Concerts in which bands perform an album’s entire tracklist have been around for some years now and some people think of the practice as artists cashing in, or compromising credibility in some other way. While that may be what’s happening in some specific cases, I think it makes perfect sense that a band would want to perform an album in its entirety at shows.
As you might have heard, albums don’t sell like they used to; a lot of people just stream songs, and a lot of people who buy music digitally just pick and choose individual tracks. Performing a full album live is a way for a band to get people hearing a collection of songs in the order that the artists likely took a lot of time to put together. It might also get a music fan who typically only buys individual tracks to buy the whole album if they like what they hear. As for the fans who are already familiar with the album, there is something special about taking in the album experience live.
Sometimes, artists will perform a brand new album live even though their new music isn’t as popular as their older stuff—Iron Maiden and Smashing Pumpkins, for two examples. This is totally understandable if the albums are important to the artists and they want fans to give the albums a chance. Plus, if you think about it, does it not seem logical that while on a concert tour promoting a new album, that an artist would be playing all of that album? I feel like that’s just never been the standard practice for whatever reason, but that there is some logic to the idea.

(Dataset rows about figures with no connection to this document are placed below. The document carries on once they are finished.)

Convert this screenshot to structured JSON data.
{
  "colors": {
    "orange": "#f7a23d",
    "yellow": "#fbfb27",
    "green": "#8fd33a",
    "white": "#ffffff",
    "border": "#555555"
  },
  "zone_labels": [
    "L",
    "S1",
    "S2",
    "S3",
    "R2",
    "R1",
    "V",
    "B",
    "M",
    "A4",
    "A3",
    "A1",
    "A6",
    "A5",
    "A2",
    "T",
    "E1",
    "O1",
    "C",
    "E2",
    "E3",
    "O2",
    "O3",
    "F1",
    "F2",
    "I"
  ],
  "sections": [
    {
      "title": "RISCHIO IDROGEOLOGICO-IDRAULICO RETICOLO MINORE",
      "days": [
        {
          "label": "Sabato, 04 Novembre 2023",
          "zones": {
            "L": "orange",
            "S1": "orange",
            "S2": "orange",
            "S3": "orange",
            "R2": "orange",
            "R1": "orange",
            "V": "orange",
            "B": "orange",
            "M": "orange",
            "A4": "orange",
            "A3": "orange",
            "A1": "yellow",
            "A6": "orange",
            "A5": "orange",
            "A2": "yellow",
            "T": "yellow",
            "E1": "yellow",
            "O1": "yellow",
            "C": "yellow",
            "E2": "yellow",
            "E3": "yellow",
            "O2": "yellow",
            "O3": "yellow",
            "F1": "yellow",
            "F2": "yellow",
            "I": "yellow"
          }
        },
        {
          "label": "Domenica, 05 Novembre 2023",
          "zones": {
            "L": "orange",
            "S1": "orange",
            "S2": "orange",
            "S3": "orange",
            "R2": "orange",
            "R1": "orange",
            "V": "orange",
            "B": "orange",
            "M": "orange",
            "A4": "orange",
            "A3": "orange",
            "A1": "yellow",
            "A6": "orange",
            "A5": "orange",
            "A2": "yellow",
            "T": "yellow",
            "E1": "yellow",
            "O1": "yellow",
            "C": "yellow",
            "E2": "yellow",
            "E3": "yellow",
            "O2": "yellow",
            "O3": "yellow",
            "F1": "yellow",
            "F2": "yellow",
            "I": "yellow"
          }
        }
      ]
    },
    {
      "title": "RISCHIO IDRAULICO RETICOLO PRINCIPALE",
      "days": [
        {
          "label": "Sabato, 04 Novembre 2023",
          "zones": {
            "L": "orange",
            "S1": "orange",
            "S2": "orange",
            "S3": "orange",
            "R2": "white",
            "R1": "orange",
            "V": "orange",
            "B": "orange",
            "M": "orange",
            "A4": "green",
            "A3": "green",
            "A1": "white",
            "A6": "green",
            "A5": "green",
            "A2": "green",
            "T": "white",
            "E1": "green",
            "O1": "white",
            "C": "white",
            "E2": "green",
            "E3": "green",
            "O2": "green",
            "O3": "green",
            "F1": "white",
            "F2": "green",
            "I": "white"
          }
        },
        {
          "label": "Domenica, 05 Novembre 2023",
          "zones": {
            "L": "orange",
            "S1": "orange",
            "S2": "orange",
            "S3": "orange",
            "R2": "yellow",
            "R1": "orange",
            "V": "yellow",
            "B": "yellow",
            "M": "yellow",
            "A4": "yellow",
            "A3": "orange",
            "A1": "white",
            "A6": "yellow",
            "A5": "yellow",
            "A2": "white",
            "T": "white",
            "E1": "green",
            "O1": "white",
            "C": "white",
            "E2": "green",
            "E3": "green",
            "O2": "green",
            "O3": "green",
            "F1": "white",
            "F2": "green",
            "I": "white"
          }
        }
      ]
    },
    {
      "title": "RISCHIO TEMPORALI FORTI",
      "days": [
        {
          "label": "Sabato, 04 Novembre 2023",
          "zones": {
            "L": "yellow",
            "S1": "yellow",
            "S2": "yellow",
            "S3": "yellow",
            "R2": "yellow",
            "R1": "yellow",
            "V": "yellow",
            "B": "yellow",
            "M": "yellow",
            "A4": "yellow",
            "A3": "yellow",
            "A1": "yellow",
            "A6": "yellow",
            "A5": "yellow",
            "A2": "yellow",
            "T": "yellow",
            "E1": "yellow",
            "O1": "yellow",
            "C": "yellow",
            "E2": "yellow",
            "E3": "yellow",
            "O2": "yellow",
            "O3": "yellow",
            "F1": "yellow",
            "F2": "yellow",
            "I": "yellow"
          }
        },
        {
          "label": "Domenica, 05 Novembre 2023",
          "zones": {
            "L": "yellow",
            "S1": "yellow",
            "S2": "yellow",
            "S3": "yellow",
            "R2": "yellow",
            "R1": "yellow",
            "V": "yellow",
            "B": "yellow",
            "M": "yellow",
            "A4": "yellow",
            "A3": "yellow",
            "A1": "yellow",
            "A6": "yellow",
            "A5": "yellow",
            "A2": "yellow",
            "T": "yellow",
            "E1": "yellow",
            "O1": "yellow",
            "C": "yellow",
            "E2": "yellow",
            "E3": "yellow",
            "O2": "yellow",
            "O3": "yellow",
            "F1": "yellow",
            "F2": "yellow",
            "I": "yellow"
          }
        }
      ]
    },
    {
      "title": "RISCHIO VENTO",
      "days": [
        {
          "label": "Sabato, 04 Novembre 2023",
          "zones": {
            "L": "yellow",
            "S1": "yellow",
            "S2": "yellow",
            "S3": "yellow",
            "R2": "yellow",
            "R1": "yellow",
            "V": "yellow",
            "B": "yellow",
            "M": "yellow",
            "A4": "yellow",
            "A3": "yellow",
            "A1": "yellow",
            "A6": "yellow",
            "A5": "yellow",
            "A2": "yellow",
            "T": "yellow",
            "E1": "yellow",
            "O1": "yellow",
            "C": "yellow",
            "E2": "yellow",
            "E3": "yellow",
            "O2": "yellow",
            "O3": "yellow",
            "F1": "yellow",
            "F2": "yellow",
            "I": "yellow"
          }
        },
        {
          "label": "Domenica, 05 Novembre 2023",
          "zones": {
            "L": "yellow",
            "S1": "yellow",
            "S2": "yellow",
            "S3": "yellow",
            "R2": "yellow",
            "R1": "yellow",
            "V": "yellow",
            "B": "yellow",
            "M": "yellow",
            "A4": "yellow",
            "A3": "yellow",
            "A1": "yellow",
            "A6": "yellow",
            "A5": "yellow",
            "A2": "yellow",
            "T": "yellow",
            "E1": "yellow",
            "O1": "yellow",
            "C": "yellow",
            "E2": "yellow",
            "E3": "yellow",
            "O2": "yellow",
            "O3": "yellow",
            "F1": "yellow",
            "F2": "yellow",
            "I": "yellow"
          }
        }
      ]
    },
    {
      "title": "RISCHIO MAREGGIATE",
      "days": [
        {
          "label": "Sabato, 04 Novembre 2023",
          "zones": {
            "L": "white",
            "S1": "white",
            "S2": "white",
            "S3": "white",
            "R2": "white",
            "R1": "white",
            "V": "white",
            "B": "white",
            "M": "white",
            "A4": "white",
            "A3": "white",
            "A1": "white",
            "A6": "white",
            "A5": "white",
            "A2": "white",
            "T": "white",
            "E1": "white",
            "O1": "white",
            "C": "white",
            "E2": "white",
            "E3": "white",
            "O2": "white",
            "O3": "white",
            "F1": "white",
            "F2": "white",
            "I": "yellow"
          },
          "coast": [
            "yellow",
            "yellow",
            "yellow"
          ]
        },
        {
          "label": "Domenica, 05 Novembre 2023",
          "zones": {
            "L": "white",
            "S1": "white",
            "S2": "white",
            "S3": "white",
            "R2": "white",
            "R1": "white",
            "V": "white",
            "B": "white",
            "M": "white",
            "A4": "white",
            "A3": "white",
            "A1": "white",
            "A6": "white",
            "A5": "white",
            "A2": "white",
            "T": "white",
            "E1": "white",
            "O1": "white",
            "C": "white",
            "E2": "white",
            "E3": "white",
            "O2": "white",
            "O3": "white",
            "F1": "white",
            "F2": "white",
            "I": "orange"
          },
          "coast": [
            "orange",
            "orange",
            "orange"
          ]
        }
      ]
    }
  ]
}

As for bands playing one of the most popular albums from their catalogue, to commemorate some anniversary of the album or otherwise, I just don’t get the “selling out” accusations. The album is the band’s work, and the album likely holds a special place for anyone buying tickets to the concerts, so it’s all good, and everybody’s happy. Really, how is a band playing their most popular album in its entirety on a tour selling out any more than a band playing their most popular song at every concert they ever play?
Am I missing something here? If you think so, or if you agree with me, please let me know in the comments. Also, I’d love to hear what albums you’d pay to see performed live. I’ll start the list with these suggestions: Nine Inch Nails’ Downward Spiral and Year Zero, The Cure’s Disintegration, Radiohead’s OK Computer, Tori Amos’s Little Earthquakes, Tool’s Ænima, and Opeth’s Still Life.